Baru pada 2023, pihaknya mulai menantang narasi semacam itu yang masih dominan.
“Anak-anak generasi penerus mulai menulis cerpen dalam proyek buku ‘Flores Punya Cerita.’ Mulai tampak bahwa cerita mereka tidak hanya tentang keindahan, tetapi juga duka dan kesengsaraan,” katanya.
Di sinilah proses pembentukan kesadaran mulai terlihat, kata Angly.
“Anak-anak SMA Lentera Harapan mulai terbentuk pemikirannya, termasuk melalui diskusi bersama. Kami sadar bahwa keindahan yang selama ini ditampilkan di media sosial adalah potret yang tidak utuh,” ujarnya.

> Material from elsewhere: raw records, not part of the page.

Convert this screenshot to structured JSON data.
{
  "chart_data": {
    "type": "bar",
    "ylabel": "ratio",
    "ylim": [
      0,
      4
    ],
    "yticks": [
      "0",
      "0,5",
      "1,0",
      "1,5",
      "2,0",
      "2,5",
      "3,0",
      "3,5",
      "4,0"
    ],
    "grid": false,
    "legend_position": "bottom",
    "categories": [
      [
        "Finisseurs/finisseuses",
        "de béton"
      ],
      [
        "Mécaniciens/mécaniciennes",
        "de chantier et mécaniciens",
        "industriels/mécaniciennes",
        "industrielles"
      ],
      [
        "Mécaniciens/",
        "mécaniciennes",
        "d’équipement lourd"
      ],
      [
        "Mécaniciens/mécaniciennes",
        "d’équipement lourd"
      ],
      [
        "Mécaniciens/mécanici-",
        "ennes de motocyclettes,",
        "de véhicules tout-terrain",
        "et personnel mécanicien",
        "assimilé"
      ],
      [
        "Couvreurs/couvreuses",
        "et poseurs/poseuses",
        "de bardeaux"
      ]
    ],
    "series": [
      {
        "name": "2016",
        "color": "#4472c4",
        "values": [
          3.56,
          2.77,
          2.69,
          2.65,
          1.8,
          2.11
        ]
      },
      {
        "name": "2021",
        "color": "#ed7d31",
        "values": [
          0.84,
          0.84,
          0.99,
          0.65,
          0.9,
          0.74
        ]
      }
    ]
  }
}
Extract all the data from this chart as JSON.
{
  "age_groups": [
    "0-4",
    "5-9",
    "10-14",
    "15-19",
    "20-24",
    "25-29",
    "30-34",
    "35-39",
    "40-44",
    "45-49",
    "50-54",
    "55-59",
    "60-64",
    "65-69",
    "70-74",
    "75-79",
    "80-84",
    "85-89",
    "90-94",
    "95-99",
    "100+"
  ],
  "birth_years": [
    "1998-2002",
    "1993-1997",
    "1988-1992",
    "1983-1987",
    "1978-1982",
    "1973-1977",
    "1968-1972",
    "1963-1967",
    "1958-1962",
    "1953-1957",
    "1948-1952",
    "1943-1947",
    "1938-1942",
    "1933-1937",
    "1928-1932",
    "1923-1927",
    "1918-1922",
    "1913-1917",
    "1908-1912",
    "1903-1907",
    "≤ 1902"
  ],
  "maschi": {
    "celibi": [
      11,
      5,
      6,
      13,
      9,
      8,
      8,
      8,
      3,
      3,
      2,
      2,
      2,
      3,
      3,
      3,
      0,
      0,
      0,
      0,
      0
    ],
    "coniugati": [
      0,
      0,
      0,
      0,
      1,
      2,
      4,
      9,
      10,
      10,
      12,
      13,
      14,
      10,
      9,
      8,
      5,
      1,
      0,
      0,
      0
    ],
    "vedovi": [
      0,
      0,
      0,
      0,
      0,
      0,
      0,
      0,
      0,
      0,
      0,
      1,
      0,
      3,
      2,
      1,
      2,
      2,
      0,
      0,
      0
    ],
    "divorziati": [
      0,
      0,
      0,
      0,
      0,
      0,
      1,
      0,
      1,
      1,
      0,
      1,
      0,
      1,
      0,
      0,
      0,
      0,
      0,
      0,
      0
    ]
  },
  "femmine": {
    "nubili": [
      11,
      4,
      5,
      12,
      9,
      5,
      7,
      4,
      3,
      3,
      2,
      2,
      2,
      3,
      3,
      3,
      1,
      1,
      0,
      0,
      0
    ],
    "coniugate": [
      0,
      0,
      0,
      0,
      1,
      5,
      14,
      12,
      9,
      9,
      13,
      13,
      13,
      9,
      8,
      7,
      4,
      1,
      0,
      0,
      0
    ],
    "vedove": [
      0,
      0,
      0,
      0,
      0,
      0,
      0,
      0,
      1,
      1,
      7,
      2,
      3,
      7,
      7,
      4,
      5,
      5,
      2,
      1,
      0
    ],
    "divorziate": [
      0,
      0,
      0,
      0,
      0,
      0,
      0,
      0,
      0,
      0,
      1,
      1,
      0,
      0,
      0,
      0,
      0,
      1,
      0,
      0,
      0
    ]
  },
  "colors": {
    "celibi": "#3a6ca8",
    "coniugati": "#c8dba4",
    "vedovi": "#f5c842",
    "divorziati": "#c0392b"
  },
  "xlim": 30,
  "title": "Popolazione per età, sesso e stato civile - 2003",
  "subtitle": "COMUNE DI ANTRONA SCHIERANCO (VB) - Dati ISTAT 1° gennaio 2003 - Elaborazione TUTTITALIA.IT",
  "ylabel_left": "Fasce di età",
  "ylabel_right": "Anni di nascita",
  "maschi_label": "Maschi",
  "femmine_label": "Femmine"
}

Tahun lalu, ketika makin menyadari bahwa kian banyak masalah sosial yang mengemuka, peserta didik dan guru mencoba memproduksi tulisan esai dengan pendekatan kritis.
Ada 67 judul esai yang dihasilkan dan membahas masalah berbeda-beda.
Untuk memperkuat pemahaman peserta didik tentang masalah-masalah itu, mereka juga diwajibkan turun ke lapangan.
“Misalnya, ketika menulis tentang Bowosie,” katanya merujuk pada kawasan hutan di pinggir kota Labuan Bajo yang menjadi lokasi proyek bisnis pariwisata, “kami minta mereka datang ke sana saat musim hujan.
Tujuannya “untuk merasakan langsung bagaimana menjadi korban dari persoalan itu, di mana banjir menjadi ancaman nyata.”
Ia berkata, “tulisan mereka menjadi lebih bermakna ketika mereka melihat langsung kondisi lapangan. Kalau tidak turun langsung, mereka tidak akan benar-benar tahu.”
“Tulisan kritis,” kata Angly, “tidak lahir dari ruang kelas yang nyaman, tapi dari pengalaman yang mengusik rasa keadilan mereka.”
Di sisi lain, kata dia, sekolah juga menjalin kolaborasi dengan komunitas-komunitas, gerakan perempuan, media, sastra, seni dan pariwisata untuk bersama-sama memikirkan solusi.
Karena itu, esai-esai itu tak hanya mengangkat masalah, tetapi juga berupaya memperbaikinya lewat solusi-solusi kecil yang ditawarkan.
Ujung dari proses itu adalah pada upaya mengambil langkah konkret.
Ia mencontohkan program sekolah yang menanam mangrove di pesisir Labuan Bajo demi mencegah abrasi dan menopang pariwisata pesisir yang berkelanjutan.
Selain itu, mereka juga menanam pohon di kawasan Hutan Mbeliling, yang menjadi sumber mata air untuk Labuan Bajo.
Dengan sejumlah inisiatif ini, kata Angly, sekolah sedang menanamkan kesadaran dalam diri peserta didik untuk peduli dan berempati.
“Kita tidak bisa menutup mata bahwa empati kita belum setara. Ada yang tidak tahu persoalan karena akses informasi terbatas. Ada juga yang merasa tidak terdampak karena tinggal di zona nyaman,” katanya.
Menurutnya, membentuk empati tidak bisa dilakukan dengan pendekatan instan.
“Empati tidak bisa diunduh. Tidak seperti AI (Artificial Intelligence) yang bisa memberi jawaban cepat. Empati harus ditumbuhkan perlahan lewat pengalaman nyata,” katanya.
Ia pun mengajak peserta diskusi itu untuk lebih serius menciptakan ruang belajar yang tidak hanya fokus pada aspek akademik, tetapi juga membentuk kepekaan sosial anak-anak.
“Tugas kita bukan hanya mencerdaskan secara intelektual, tapi juga menumbuhkan empati. Anak-anak kita adalah generasi penerus yang harus peduli terhadap sesama dan lingkungan tempat mereka hidup,” kata Angly.